I understand PKI reasonably well from a conceptual point of view - i.e. private keys/public keys - the math behind them, use of hash & encryption to sign a certificate, Digital Signing of Transactions or Documents etc. I have also worked on projects where openssl C libraries were used with certs for securing communication and authentication. I am also extremely familiar with openssl command line tools.
However, I have very little experience with web based PKI enabled projects & hence I am trying to design and code a personal project for understanding this better.
The requirements
This is the website for a bank. All Internet Banking users are allowed use any certificate issued by a few known CAs (verisign, Thawte, entrust etc). The Bank is not responsible for procuring certificates for the user. These certificates will be used for authentication to the banks website. The platforms/OS etc are still not fixed.
Design
I was wondering what's the best way to do authentication.
I saw that Apache has a way to enable 2 way ssl - in this case, i think navigating to the website would automatically ask for a cert from the user. But I am not sure if this is enough because it seems that all it verifies is whether a certificate is signed by a trusted CA & also may be whether it falls in a white list of subject lines of the certificates etc.
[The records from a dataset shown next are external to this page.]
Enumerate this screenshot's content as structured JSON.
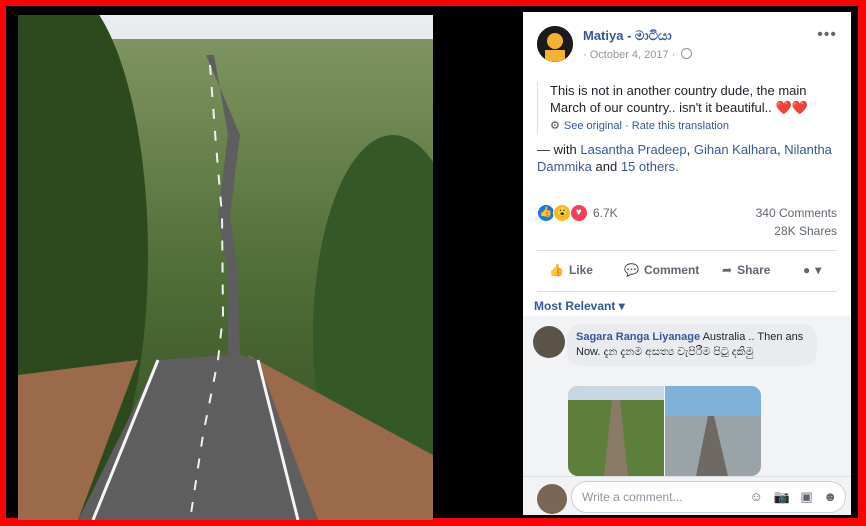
{
  "post": {
    "author": "Matiya - මාටියා",
    "date": "October 4, 2017",
    "text": "This is not in another country dude, the main March of our country.. isn't it beautiful..",
    "hearts": "❤️❤️",
    "see_original": "See original",
    "rate_translation": "Rate this translation",
    "with_prefix": "— with",
    "tag1": "Lasantha Pradeep",
    "tag2": "Gihan Kalhara",
    "tag3": "Nilantha Dammika",
    "and": "and",
    "others": "15 others."
  },
  "reactions": {
    "count": "6.7K",
    "comments": "340 Comments",
    "shares": "28K Shares"
  },
  "actions": {
    "like": "Like",
    "comment": "Comment",
    "share": "Share"
  },
  "sort_label": "Most Relevant",
  "comment1": {
    "author": "Sagara Ranga Liyanage",
    "text": "Australia .. Then ans Now. දැන දැනම අසත්‍ය වැපිරීම පිටු දකිමු"
  },
  "write_comment": {
    "placeholder": "Write a comment..."
  },
  "colors": {
    "frame": "#ff0000",
    "link": "#365899",
    "like_blue": "#1877f2"
  }
}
But this is not enough for a bank case because you need to be able to associate a bankuserid with a certificate.
IIS seems to have a way by which I can have a certificate stored for each user in Active Directory. This is what I understood from reading few MSDN articles. You turn on 2 way SSL in IIS & then when the user tries to navigate to the website, IIS will send a request to the browser with a list of approved CAs and browser will let the user pick an appropriate certificate from his certstore and sends it to backend. I am assuming that IIS will do 2 things
- Ensure that the user has the private key corresponding to the cert (by under the cover negotiations)
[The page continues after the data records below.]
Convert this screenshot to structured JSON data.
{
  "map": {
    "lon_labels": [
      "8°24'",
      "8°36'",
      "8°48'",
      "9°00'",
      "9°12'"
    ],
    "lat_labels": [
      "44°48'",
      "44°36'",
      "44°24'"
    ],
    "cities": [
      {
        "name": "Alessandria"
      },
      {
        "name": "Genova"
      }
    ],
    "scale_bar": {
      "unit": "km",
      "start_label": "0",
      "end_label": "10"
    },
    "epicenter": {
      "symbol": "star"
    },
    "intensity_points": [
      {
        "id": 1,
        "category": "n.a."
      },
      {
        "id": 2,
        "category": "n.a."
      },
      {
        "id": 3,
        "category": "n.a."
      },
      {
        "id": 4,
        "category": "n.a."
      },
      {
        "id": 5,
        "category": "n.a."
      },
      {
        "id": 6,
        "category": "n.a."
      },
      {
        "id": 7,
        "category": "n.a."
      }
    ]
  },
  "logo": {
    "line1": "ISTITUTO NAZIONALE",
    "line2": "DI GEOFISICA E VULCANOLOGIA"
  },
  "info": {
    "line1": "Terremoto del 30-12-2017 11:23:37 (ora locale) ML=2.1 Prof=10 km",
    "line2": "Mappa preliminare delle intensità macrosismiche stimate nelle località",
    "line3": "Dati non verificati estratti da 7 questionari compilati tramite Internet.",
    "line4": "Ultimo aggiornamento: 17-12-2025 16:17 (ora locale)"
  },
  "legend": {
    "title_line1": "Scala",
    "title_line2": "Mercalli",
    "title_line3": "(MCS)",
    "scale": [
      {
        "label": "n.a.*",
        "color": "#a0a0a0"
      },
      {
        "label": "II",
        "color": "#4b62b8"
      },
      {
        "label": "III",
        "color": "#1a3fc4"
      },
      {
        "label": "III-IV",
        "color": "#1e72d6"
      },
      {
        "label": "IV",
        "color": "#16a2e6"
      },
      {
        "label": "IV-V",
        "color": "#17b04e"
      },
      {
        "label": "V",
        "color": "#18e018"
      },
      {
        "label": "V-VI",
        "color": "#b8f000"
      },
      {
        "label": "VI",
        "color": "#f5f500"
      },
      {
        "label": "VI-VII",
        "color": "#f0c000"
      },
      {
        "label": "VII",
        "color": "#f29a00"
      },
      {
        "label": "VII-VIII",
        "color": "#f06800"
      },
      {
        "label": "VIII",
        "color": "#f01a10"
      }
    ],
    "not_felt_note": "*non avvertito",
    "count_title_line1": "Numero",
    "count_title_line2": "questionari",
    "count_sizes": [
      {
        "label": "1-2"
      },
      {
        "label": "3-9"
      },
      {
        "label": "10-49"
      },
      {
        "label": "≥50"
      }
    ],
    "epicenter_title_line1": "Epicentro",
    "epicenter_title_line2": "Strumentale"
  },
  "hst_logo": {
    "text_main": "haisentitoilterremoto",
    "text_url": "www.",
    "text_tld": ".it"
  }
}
- Based on the AD User-Cert Mapping, IIS will report the username to the application.
Do the authentication explicity by calling crypto functions rather depending on depending on the webserver to do it.
- Show a user screen where he uploads a certificate and the application ensures the user has the private key corresponding to the cert (by asking the front-end to sign some string using the cert).
- The application has a database some of data is stored which allows each user to be mapped to his userid. This may be
- the whole cert corresponding to each userid
- the CA and cert serial number corresponding to each user id.
I was wondering which is the commonly used method? What are the best practices? If I should go with #3, what are the best ways to do this?
Something which can also easily work with smartphone apps will be an added bonus.
Update
Let me clarify my statement "code the authentication part myself" because some of the answers seem to indicate that it has been misunderstood - my bad for not being clear.
This doesn't mean I write crypto stuff myself. It just means I will actually call crypto routines explicitly instead of depending on IIS or any other webserver do it implicitly.